Question

Find the real numbers x and y if $(x-iy)(3+5i)$ is the conjugate of $-6-24i$

Answer 1

Hint: According to the question given in the question we have to find the real numbers x and y if $(x-iy)(3+5i)$ is the conjugate of $-6-24i$. So, first of all we have to determine the multiplication of the terms of the expression $(x-iy)(3+5i)$.
Now, we have to separate the real and imaginary terms of the expression obtained and as given that the conjugate of $(x-iy)(3+5i)$ is $-6-24i$ so we have to obtained the inverse of the $-6-24i$ by which we can obtained the values x and y.

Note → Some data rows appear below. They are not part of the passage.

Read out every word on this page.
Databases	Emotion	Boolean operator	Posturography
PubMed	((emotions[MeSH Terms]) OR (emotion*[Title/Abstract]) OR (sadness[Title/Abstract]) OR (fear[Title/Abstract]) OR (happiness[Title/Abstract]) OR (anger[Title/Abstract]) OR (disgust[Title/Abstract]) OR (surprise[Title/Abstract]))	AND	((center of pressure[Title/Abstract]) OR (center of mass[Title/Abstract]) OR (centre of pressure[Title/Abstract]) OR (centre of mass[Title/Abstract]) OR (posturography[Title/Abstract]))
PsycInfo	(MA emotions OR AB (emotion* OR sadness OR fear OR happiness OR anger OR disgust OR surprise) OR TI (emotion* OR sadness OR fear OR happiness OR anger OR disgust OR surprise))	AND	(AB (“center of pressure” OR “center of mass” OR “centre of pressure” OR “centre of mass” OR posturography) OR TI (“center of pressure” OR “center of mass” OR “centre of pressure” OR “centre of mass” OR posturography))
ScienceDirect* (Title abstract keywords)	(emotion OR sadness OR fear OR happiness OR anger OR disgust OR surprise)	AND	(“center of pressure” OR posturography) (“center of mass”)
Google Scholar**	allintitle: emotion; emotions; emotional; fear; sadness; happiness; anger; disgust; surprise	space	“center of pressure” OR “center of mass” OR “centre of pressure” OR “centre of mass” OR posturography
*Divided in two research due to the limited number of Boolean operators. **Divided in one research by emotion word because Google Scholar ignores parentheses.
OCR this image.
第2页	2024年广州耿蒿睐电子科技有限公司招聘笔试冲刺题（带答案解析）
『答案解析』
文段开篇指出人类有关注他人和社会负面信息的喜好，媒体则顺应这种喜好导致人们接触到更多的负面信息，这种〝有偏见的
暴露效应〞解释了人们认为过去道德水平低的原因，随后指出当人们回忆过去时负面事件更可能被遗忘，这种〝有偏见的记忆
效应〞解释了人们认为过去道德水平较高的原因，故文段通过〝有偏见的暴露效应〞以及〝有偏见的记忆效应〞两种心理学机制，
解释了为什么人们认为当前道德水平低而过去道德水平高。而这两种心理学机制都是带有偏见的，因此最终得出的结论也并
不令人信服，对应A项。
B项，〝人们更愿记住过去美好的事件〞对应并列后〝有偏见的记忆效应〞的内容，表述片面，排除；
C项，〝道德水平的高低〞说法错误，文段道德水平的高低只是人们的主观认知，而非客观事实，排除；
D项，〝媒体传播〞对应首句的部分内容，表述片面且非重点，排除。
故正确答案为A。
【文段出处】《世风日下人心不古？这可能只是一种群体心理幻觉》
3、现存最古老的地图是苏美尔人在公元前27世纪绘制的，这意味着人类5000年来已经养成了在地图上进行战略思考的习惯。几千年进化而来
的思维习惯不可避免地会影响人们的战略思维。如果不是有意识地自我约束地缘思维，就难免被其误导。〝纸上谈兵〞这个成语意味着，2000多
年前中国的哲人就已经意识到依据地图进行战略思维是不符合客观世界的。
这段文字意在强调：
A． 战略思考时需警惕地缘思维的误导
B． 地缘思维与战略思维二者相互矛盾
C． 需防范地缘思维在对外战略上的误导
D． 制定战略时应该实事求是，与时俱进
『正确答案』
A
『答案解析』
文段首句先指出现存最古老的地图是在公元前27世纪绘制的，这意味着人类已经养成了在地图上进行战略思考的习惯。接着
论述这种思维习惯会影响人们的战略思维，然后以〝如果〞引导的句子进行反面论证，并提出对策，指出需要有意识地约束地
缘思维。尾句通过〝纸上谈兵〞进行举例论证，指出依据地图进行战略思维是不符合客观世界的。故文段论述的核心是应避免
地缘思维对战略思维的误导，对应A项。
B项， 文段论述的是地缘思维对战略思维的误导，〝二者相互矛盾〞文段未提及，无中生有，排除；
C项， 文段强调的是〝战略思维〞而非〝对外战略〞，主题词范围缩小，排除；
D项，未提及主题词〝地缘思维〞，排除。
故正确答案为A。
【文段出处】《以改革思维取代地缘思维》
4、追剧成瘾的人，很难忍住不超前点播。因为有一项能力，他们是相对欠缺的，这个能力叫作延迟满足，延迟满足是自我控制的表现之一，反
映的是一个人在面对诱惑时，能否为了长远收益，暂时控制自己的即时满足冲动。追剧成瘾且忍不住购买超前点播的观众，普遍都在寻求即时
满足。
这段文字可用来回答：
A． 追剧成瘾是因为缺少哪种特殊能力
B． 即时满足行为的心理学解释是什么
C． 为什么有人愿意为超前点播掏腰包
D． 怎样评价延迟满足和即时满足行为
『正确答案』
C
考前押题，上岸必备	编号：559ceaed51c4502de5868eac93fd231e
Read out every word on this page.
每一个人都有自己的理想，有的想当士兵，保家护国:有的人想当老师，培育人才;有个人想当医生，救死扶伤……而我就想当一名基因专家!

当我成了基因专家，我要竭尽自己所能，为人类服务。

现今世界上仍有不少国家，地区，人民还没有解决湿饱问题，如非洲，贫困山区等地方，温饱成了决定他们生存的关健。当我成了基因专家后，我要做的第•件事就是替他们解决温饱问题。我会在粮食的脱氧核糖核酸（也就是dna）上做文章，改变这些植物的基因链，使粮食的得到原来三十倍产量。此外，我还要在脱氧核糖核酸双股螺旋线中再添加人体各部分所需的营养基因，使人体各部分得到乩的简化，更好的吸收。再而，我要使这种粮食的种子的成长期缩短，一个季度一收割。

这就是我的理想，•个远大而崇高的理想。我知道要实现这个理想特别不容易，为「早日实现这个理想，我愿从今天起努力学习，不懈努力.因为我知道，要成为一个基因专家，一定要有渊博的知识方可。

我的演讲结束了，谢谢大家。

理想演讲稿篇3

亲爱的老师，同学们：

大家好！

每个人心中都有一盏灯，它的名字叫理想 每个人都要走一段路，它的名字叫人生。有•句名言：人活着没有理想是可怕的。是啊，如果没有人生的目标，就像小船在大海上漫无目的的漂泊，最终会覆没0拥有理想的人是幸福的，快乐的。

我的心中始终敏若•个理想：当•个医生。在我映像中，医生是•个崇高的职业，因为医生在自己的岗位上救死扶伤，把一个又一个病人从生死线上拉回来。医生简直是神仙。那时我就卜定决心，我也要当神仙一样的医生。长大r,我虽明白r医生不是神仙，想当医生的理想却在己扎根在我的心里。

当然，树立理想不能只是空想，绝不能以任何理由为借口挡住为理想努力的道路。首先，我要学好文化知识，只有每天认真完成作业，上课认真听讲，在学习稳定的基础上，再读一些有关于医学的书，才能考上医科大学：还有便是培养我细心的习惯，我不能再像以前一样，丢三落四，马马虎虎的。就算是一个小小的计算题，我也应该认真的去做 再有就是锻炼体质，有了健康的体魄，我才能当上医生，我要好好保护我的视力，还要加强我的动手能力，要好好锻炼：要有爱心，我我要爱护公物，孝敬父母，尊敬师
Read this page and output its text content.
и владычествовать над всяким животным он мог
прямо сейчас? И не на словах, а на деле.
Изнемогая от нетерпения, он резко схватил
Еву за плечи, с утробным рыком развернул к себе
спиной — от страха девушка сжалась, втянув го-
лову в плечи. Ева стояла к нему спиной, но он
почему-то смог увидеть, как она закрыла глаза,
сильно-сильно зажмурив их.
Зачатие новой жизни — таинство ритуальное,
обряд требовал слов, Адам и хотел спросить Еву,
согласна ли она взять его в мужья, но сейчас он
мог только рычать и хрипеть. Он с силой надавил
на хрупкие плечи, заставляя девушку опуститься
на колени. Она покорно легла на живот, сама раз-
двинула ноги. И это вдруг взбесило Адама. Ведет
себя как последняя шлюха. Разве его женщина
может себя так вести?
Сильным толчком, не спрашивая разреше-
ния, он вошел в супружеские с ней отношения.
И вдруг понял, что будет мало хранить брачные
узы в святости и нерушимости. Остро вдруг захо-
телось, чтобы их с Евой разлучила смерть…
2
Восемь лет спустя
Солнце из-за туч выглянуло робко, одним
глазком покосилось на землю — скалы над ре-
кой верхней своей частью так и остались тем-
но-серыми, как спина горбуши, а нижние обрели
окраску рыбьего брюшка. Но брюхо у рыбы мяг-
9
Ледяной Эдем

Formula used: $\Rightarrow i^2=-1.......................(A)$

Complete step-by-step solution:
Step 1: First of all we have to multiply the terms of the expression $(x-iy)(3+5i)$ as mentioned in the solution hint. Hence,
$$\begin{gathered} =(x-iy)(3+5i) \\ =3x+5xi-3yi-5y{i}^2...............(1) \end{gathered}$$
Step 2: Now, to solve the expression we have to use the identity (1) as mentioned in the solution hint.
$$\begin{gathered} =3x+5xi-3yi-5y(-1) \\ =3x+5xi-3yi+5y \\ =(3x+5y)+i(5x-3y)...........(2) \end{gathered}$$
Step 3: Now, as we know that the conjugate of $(x-iy)(3+5i)$ is $-6-24i$ hence, we have to find the inverse of $-6-24i$ which is $\overline{-6-24i}=-6+24i$ so, on substituting the inverse obtained in the expression (2) as obtained in the solution step 2.
$$=(3x+5y)+i(5x-3y)=-6+24i$$……………..(3)
Step 4: Now, to obtain the values of x and y we have to compare the real and imaginary terms of the expression (3) as obtained in the solution step 3. Hence,
$$\Rightarrow (3x+5y)=-6............(4)$$
$$\Rightarrow (5x-3y)=24.................(5)$$
Step 5: Now, we have to solve the obtained expressions (4) and (5) but before that we have to multiply the equation (4) with 5 and equation (5) with 3. Hence, obtained equations are,
$$\begin{gathered} \Rightarrow 5(3x+5y)=5\times (-6) \\ \Rightarrow 15x+25y=-30............(6) \end{gathered}$$
And,
$$\begin{gathered} \Rightarrow 3(5x-3y)=3\times 24 \\ \Rightarrow 15x-9y=72.................(7) \end{gathered}$$
Step 6: Now, we have to subtract the expression (7) from the expression (6). Hence,
$$\begin{gathered} \Rightarrow 15x+25y-15x+9y=-30-72 \\ \Rightarrow 34y=-102 \\ \Rightarrow y=-{\displaystyle \frac{102}{34}} \\ \Rightarrow y=-3 \end{gathered}$$
Step 7: Now, to obtain the value of x we have to substitute the value of y in equation (4). Hence,
$$\begin{gathered} \Rightarrow 3x+5(-3)=-6 \\ \Rightarrow 3x=-6+15 \\ \Rightarrow x={\displaystyle \frac{9}{3}} \\ \Rightarrow x=3 \end{gathered}$$

Hence, with the help of identity (A) as mentioned in the solution hint we have obtained the values of x and y for if $(x-iy)(3+5i)$ is the conjugate of $-6-24i$ are $x=3$ and $y=-3$

Note: If the conjugate for any complex equation/expression is given then to solve the given equation/expression it is necessary to find the inverse of that given conjugate as if the conjugate of the given equation/expression is x then the inverse of that given conjugate is $\bar{x}$
If the imaginary term i is multiplied with i or on squaring i means $(i{)}^2$ we will obtain the real term as -1.